By Sally David
Some say the concept of “Head Voice” is a myth or a misnomer, but in my experience as a singer, when you are producing pure tones and using your breath correctly, there is a vibration in the bridge of your nose and upper face, and a sense of vibration in your head. The clarity and sense of space in your head are unmistakable, and good technique will lead you to produce the tones and range that are often called “head voice,” a tone that is not breathy but sounds entirely pure. The term "head voice" is commonly used to mean "high notes that are not falsetto or strained." The kind of clear, high tone Sarah Brightman is known for is an example of head voice. Another fine example of head voice is Celine Dion and Andrea Bocelli singing “The Prayer,” particularly the end.

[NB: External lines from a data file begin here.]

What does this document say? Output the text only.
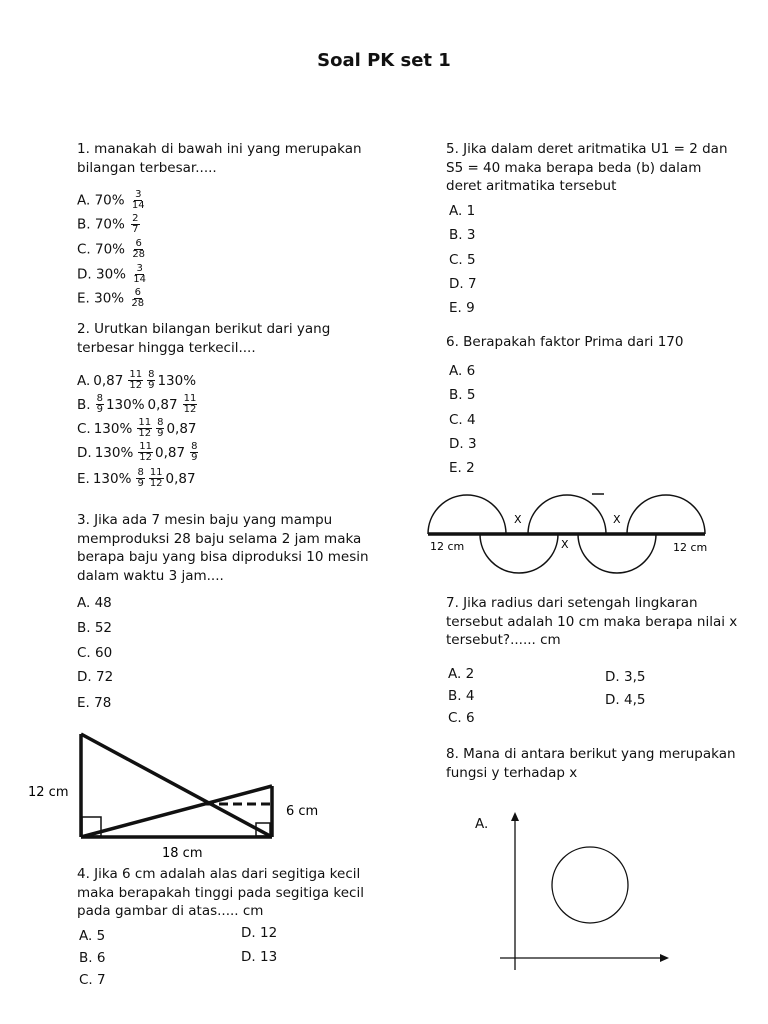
Soal PK set 1
1. manakah di bawah ini yang merupakan bilangan terbesar.....
A. $70\% \frac{3}{14}$
B. $70\% \frac{2}{7}$
C. $70\% \frac{6}{28}$
D. $30\% \frac{3}{14}$
E. $30\% \frac{6}{28}$
2. Urutkan bilangan berikut dari yang terbesar hingga terkecil....
A. $0,87 \frac{11}{12} \frac{8}{9} 130\%$
B. $\frac{8}{9} 130\%$ $0,87 \frac{11}{12}$
C. $130\% \frac{11}{12} \frac{8}{9} 0,87$
D. $130\% \frac{11}{12} 0,87 \frac{8}{9}$
E. $130\% \frac{8}{9} \frac{11}{12} 0,87$
3. Jika ada 7 mesin baju yang mampu memproduksi 28 baju selama 2 jam maka berapa baju yang bisa diproduksi 10 mesin dalam waktu 3 jam....
A. 48
B. 52
C. 60
D. 72
E. 78
12 cm
6 cm
18 cm
4. Jika 6 cm adalah alas dari segitiga kecil maka berapakah tinggi pada segitiga kecil pada gambar di atas..... cm
A. 5
B. 6
C. 7
D. 12
D. 13
5. Jika dalam deret aritmatika U1 = 2 dan S5 = 40 maka berapa beda (b) dalam deret aritmatika tersebut
A. 1
B. 3
C. 5
D. 7
E. 9
6. Berapakah faktor Prima dari 170
A. 6
B. 5
C. 4
D. 3
E. 2
X	X
X
12 cm	12 cm
7. Jika radius dari setengah lingkaran tersebut adalah 10 cm maka berapa nilai x tersebut?...... cm
A. 2
B. 4
C. 6
D. 3,5
D. 4,5
8. Mana di antara berikut yang merupakan fungsi y terhadap x
A.
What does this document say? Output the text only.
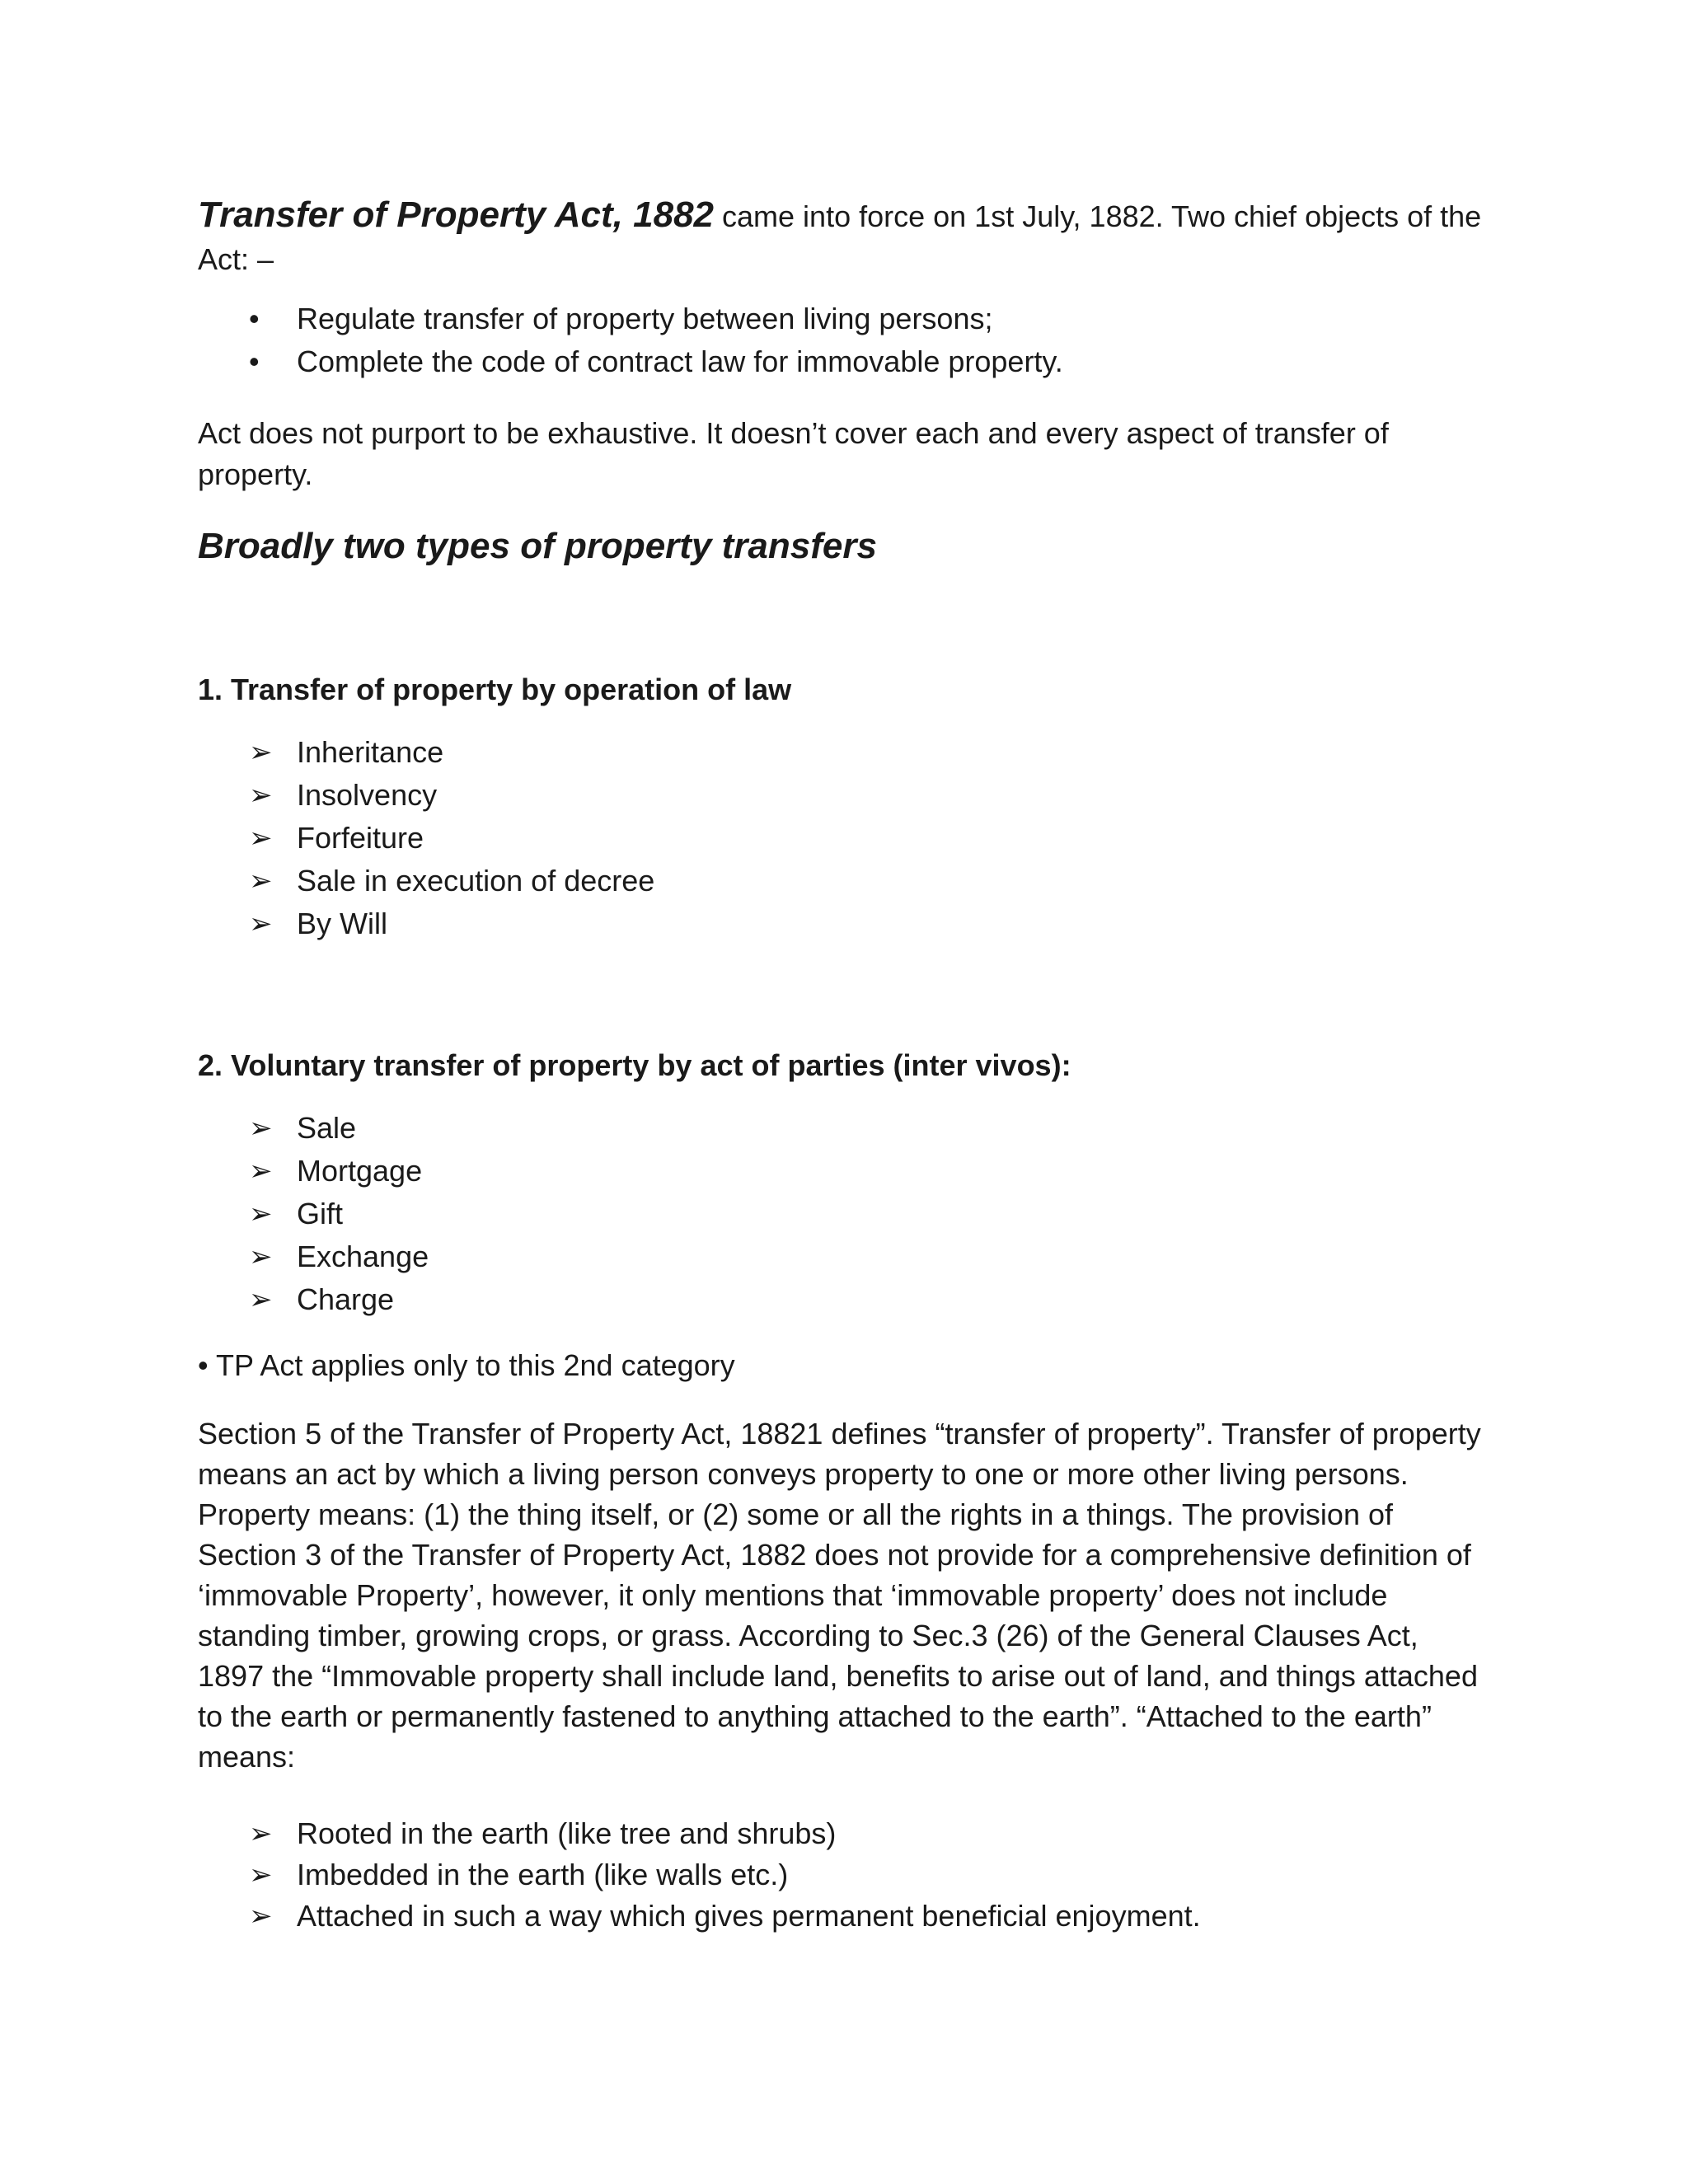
Transfer of Property Act, 1882 came into force on 1st July, 1882. Two chief objects of the Act: –

• Regulate transfer of property between living persons;
• Complete the code of contract law for immovable property.

Act does not purport to be exhaustive. It doesn’t cover each and every aspect of transfer of property.

Broadly two types of property transfers
1. Transfer of property by operation of law
➢ Inheritance
➢ Insolvency
➢ Forfeiture
➢ Sale in execution of decree
➢ By Will
2. Voluntary transfer of property by act of parties (inter vivos):
➢ Sale
➢ Mortgage
➢ Gift
➢ Exchange
➢ Charge

• TP Act applies only to this 2nd category

Section 5 of the Transfer of Property Act, 18821 defines “transfer of property”. Transfer of property means an act by which a living person conveys property to one or more other living persons. Property means: (1) the thing itself, or (2) some or all the rights in a things. The provision of Section 3 of the Transfer of Property Act, 1882 does not provide for a comprehensive definition of ‘immovable Property’, however, it only mentions that ‘immovable property’ does not include standing timber, growing crops, or grass. According to Sec.3 (26) of the General Clauses Act, 1897 the “Immovable property shall include land, benefits to arise out of land, and things attached to the earth or permanently fastened to anything attached to the earth”. “Attached to the earth” means:

➢ Rooted in the earth (like tree and shrubs)
➢ Imbedded in the earth (like walls etc.)
➢ Attached in such a way which gives permanent beneficial enjoyment.
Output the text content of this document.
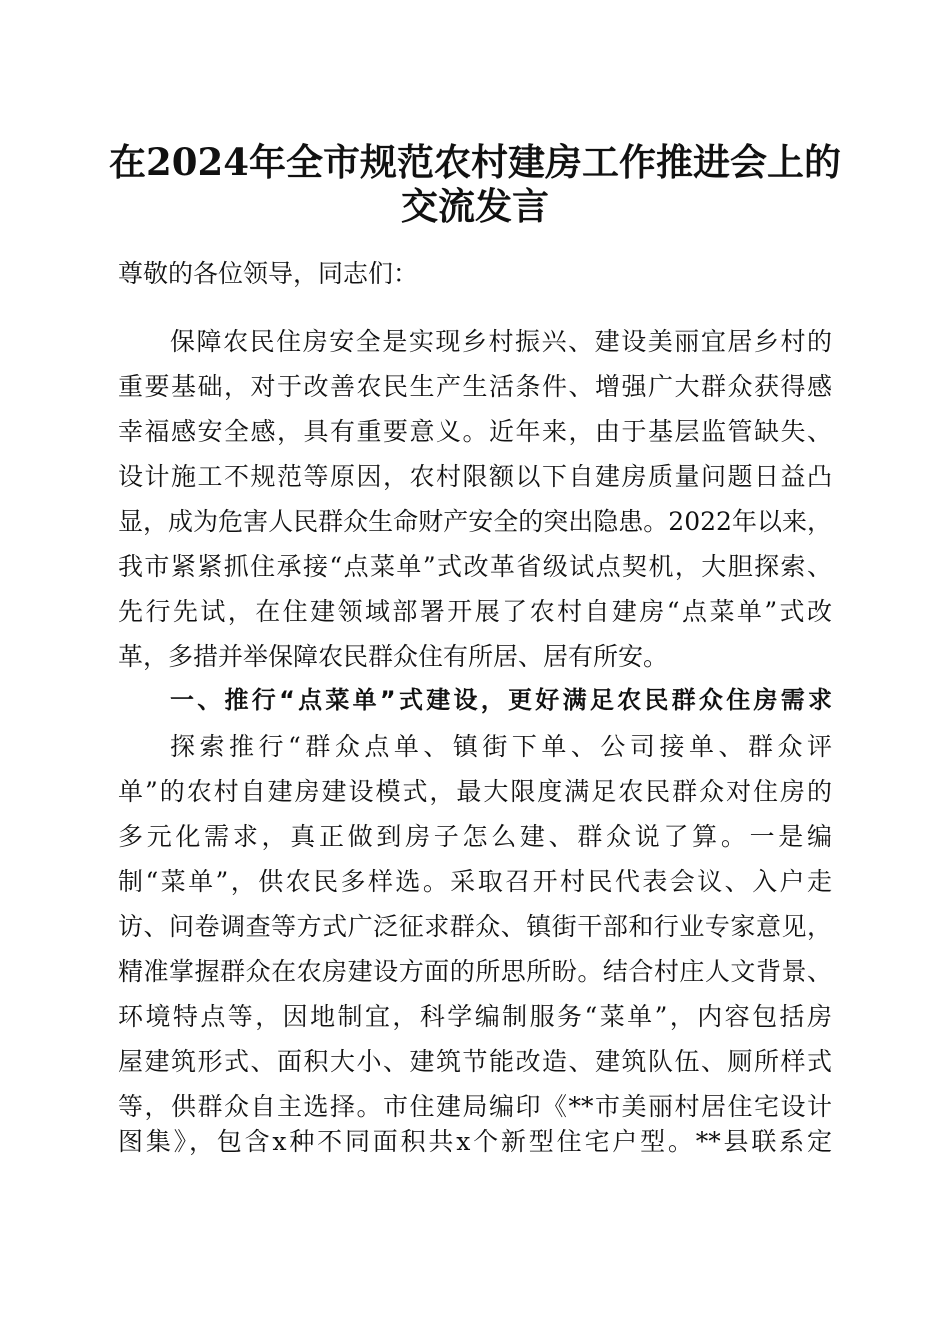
在2024年全市规范农村建房工作推进会上的
交流发言
尊敬的各位领导，同志们：
保障农民住房安全是实现乡村振兴、建设美丽宜居乡村的
重要基础，对于改善农民生产生活条件、增强广大群众获得感
幸福感安全感，具有重要意义。近年来，由于基层监管缺失、
设计施工不规范等原因，农村限额以下自建房质量问题日益凸
显，成为危害人民群众生命财产安全的突出隐患。2022年以来，
我市紧紧抓住承接“点菜单”式改革省级试点契机，大胆探索、
先行先试，在住建领域部署开展了农村自建房“点菜单”式改
革，多措并举保障农民群众住有所居、居有所安。
一、推行“点菜单”式建设，更好满足农民群众住房需求
探索推行“群众点单、镇街下单、公司接单、群众评
单”的农村自建房建设模式，最大限度满足农民群众对住房的
多元化需求，真正做到房子怎么建、群众说了算。一是编
制“菜单”，供农民多样选。采取召开村民代表会议、入户走
访、问卷调查等方式广泛征求群众、镇街干部和行业专家意见，
精准掌握群众在农房建设方面的所思所盼。结合村庄人文背景、
环境特点等，因地制宜，科学编制服务“菜单”，内容包括房
屋建筑形式、面积大小、建筑节能改造、建筑队伍、厕所样式
等，供群众自主选择。市住建局编印《**市美丽村居住宅设计
图集》，包含x种不同面积共x个新型住宅户型。**县联系定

Techniques to help create a head voice include ‘yawning’ a few notes on a descending scale, which relaxes the vocal chords; imagining you are coming down to the notes from a higher range; singing vowels (e-a-oo-oh-ah) down the scale; and imagining the tone is focused at a point in the middle of your forehead. I’m a Mezzo Soprano and studied in New York in the late 1960’s and 70’s with William Frederick Heyne who coached many opera singers, and I can tell you that all these techniques really work. Coloraturas, sopranos, tenors, and even baritones have used these techniques, some of which date back to the 13th century. Head tone was later considered part of bel canto, the Italian opera singing method, where it was described as the highest of three vocal registers: the chest, passagio and head registers.
According to Denes Striny’s book Head First, The Language of the Head Voice: A Concise Study of Learning to Sing in the Head Voice, “The head voice…is not understood by most contemporary singers or pedagogues” and is “the only true operatic sound.” Striny himself studied with the legendary Birgit Nilsson. He points out that head voice is “free and unobstructed” while the chest voice, which most contemporary teachers prefer, is not.
Many vocal teachers insist on the chest voice, but it’s good to develop a head voice for your upper range. All higher notes involve your head voice. To develop the head voice, you need to support the air flow from your diaphragm. I’ve found that I really have to keep in shape (firm stomach muscles help!) to use my diaphragm effectively. Once you know how to create a head voice, you won’t experience strain on your vocal chords and throat when singing those high notes.
I studied the Italian method and really believe the Italians wrote the book on singing technique, particularly on how to hit the high notes and produce a clear, pure sound. Try some of the exercises I’ve mentioned and find a voice coach who understands head voice. Though nothing beats the clarity of singing in the shower, a good teacher will help you sing that way all the time.